Les chercheurs ont découvert que certaines chenilles imitent les signaux de communication vibratoires des fourmis pour nouer des relations symbiotiques – et parfois parasitaires. Les résultats, publiés dans les Annals of the New York Academy of Sciences, suggèrent une sophistication surprenante dans la communication des insectes et remettent en question les hypothèses sur la rareté de la communication rythmique dans le règne animal.

Le partenariat chenille-fourmi

De nombreuses espèces de chenilles, en particulier au sein de la famille des papillons, présentent une myrmécophilie – un penchant pour les fourmis. Ces chenilles ont développé des liens étroits avec diverses colonies de fourmis, notamment celles des espèces Tetramorium et Myrmica. La nature de ces relations va du bénéfice mutuel, où les chenilles fournissent des sécrétions sucrées en échange de protection, au parasitisme pur et simple, où les chenilles se nourrissent de larves de fourmis dans le nid.
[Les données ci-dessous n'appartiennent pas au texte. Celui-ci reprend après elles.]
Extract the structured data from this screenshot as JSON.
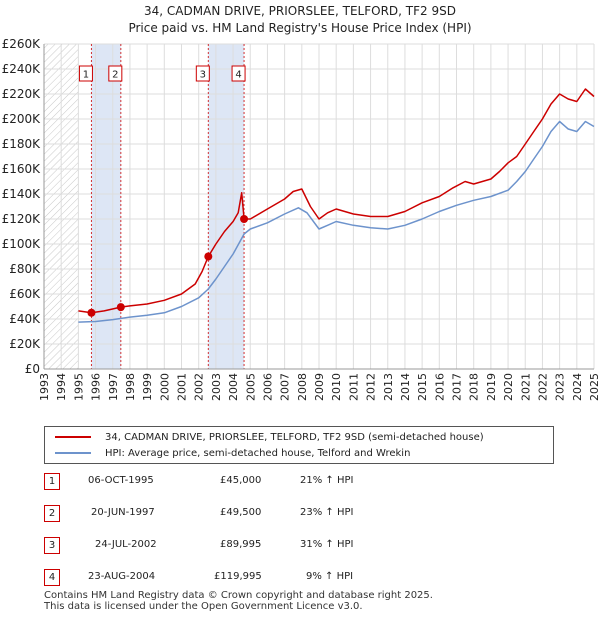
{
  "title_line1": "34, CADMAN DRIVE, PRIORSLEE, TELFORD, TF2 9SD",
  "title_line2": "Price paid vs. HM Land Registry's House Price Index (HPI)",
  "chart_data": {
    "type": "line",
    "x_range": [
      1993,
      2025
    ],
    "y_range": [
      0,
      260000
    ],
    "y_tick_values": [
      0,
      20000,
      40000,
      60000,
      80000,
      100000,
      120000,
      140000,
      160000,
      180000,
      200000,
      220000,
      240000,
      260000
    ],
    "y_tick_labels": [
      "£0",
      "£20K",
      "£40K",
      "£60K",
      "£80K",
      "£100K",
      "£120K",
      "£140K",
      "£160K",
      "£180K",
      "£200K",
      "£220K",
      "£240K",
      "£260K"
    ],
    "x_tick_labels": [
      "1993",
      "1994",
      "1995",
      "1996",
      "1997",
      "1998",
      "1999",
      "2000",
      "2001",
      "2002",
      "2003",
      "2004",
      "2005",
      "2006",
      "2007",
      "2008",
      "2009",
      "2010",
      "2011",
      "2012",
      "2013",
      "2014",
      "2015",
      "2016",
      "2017",
      "2018",
      "2019",
      "2020",
      "2021",
      "2022",
      "2023",
      "2024",
      "2025"
    ],
    "hatched_until": 1995.0,
    "shaded_periods": [
      [
        1995.76,
        1997.47
      ],
      [
        2002.56,
        2004.64
      ]
    ],
    "series": [
      {
        "name": "34, CADMAN DRIVE, PRIORSLEE, TELFORD, TF2 9SD (semi-detached house)",
        "color": "#cc0000",
        "points": [
          [
            1995.0,
            46500
          ],
          [
            1995.76,
            45000
          ],
          [
            1996.5,
            46500
          ],
          [
            1997.47,
            49500
          ],
          [
            1998.0,
            50500
          ],
          [
            1999.0,
            52000
          ],
          [
            2000.0,
            55000
          ],
          [
            2001.0,
            60000
          ],
          [
            2001.8,
            68000
          ],
          [
            2002.2,
            78000
          ],
          [
            2002.56,
            89995
          ],
          [
            2003.0,
            100000
          ],
          [
            2003.5,
            110000
          ],
          [
            2004.0,
            118000
          ],
          [
            2004.3,
            125000
          ],
          [
            2004.5,
            141000
          ],
          [
            2004.64,
            119995
          ],
          [
            2005.0,
            120000
          ],
          [
            2006.0,
            128000
          ],
          [
            2007.0,
            136000
          ],
          [
            2007.5,
            142000
          ],
          [
            2008.0,
            144000
          ],
          [
            2008.5,
            130000
          ],
          [
            2009.0,
            120000
          ],
          [
            2009.5,
            125000
          ],
          [
            2010.0,
            128000
          ],
          [
            2011.0,
            124000
          ],
          [
            2012.0,
            122000
          ],
          [
            2013.0,
            122000
          ],
          [
            2014.0,
            126000
          ],
          [
            2015.0,
            133000
          ],
          [
            2016.0,
            138000
          ],
          [
            2016.8,
            145000
          ],
          [
            2017.5,
            150000
          ],
          [
            2018.0,
            148000
          ],
          [
            2019.0,
            152000
          ],
          [
            2019.5,
            158000
          ],
          [
            2020.0,
            165000
          ],
          [
            2020.5,
            170000
          ],
          [
            2021.0,
            180000
          ],
          [
            2021.5,
            190000
          ],
          [
            2022.0,
            200000
          ],
          [
            2022.5,
            212000
          ],
          [
            2023.0,
            220000
          ],
          [
            2023.5,
            216000
          ],
          [
            2024.0,
            214000
          ],
          [
            2024.5,
            224000
          ],
          [
            2025.0,
            218000
          ]
        ]
      },
      {
        "name": "HPI: Average price, semi-detached house, Telford and Wrekin",
        "color": "#6d93cc",
        "points": [
          [
            1995.0,
            37500
          ],
          [
            1996.0,
            38000
          ],
          [
            1997.0,
            39500
          ],
          [
            1998.0,
            41500
          ],
          [
            1999.0,
            43000
          ],
          [
            2000.0,
            45000
          ],
          [
            2001.0,
            50000
          ],
          [
            2002.0,
            57000
          ],
          [
            2002.56,
            64000
          ],
          [
            2003.0,
            72000
          ],
          [
            2003.5,
            82000
          ],
          [
            2004.0,
            92000
          ],
          [
            2004.64,
            108000
          ],
          [
            2005.0,
            112000
          ],
          [
            2006.0,
            117000
          ],
          [
            2007.0,
            124000
          ],
          [
            2007.8,
            129000
          ],
          [
            2008.3,
            125000
          ],
          [
            2009.0,
            112000
          ],
          [
            2009.5,
            115000
          ],
          [
            2010.0,
            118000
          ],
          [
            2011.0,
            115000
          ],
          [
            2012.0,
            113000
          ],
          [
            2013.0,
            112000
          ],
          [
            2014.0,
            115000
          ],
          [
            2015.0,
            120000
          ],
          [
            2016.0,
            126000
          ],
          [
            2017.0,
            131000
          ],
          [
            2018.0,
            135000
          ],
          [
            2019.0,
            138000
          ],
          [
            2020.0,
            143000
          ],
          [
            2020.5,
            150000
          ],
          [
            2021.0,
            158000
          ],
          [
            2021.5,
            168000
          ],
          [
            2022.0,
            178000
          ],
          [
            2022.5,
            190000
          ],
          [
            2023.0,
            198000
          ],
          [
            2023.5,
            192000
          ],
          [
            2024.0,
            190000
          ],
          [
            2024.5,
            198000
          ],
          [
            2025.0,
            194000
          ]
        ]
      }
    ],
    "sales": [
      {
        "n": "1",
        "x": 1995.76,
        "y": 45000
      },
      {
        "n": "2",
        "x": 1997.47,
        "y": 49500
      },
      {
        "n": "3",
        "x": 2002.56,
        "y": 89995
      },
      {
        "n": "4",
        "x": 2004.64,
        "y": 119995
      }
    ]
  },
  "legend": {
    "property": "34, CADMAN DRIVE, PRIORSLEE, TELFORD, TF2 9SD (semi-detached house)",
    "hpi": "HPI: Average price, semi-detached house, Telford and Wrekin",
    "property_color": "#cc0000",
    "hpi_color": "#6d93cc"
  },
  "transactions": [
    {
      "n": "1",
      "date": "06-OCT-1995",
      "price": "£45,000",
      "hpi": "21% ↑ HPI"
    },
    {
      "n": "2",
      "date": "20-JUN-1997",
      "price": "£49,500",
      "hpi": "23% ↑ HPI"
    },
    {
      "n": "3",
      "date": "24-JUL-2002",
      "price": "£89,995",
      "hpi": "31% ↑ HPI"
    },
    {
      "n": "4",
      "date": "23-AUG-2004",
      "price": "£119,995",
      "hpi": "9% ↑ HPI"
    }
  ],
  "footer_line1": "Contains HM Land Registry data © Crown copyright and database right 2025.",
  "footer_line2": "This data is licensed under the Open Government Licence v3.0."
}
La clé de ces interactions réside dans la tromperie. Certaines chenilles imitent déjà les signaux chimiques des fourmis, mais de nouvelles recherches indiquent qu’elles copient également le langage vibratoire des fourmis. Cela signifie vibrer selon des schémas similaires à la façon dont les reines des fourmis communiquent avec leurs colonies.

Comment ils communiquent par vibration

Des chercheurs de l’Université de Warwick ont étudié neuf espèces de chenilles et deux colonies de fourmis dans le nord de l’Italie. À l’aide de microphones sensibles, ils ont analysé les vibrations subtiles produites par les deux insectes lors de leur déplacement dans le sol et d’autres matériaux. L’équipe a découvert que les chenilles qui dépendent le plus des fourmis pour survivre étaient capables de produire des vibrations rythmiques complexes qui correspondaient précisément aux modes de communication des fourmis.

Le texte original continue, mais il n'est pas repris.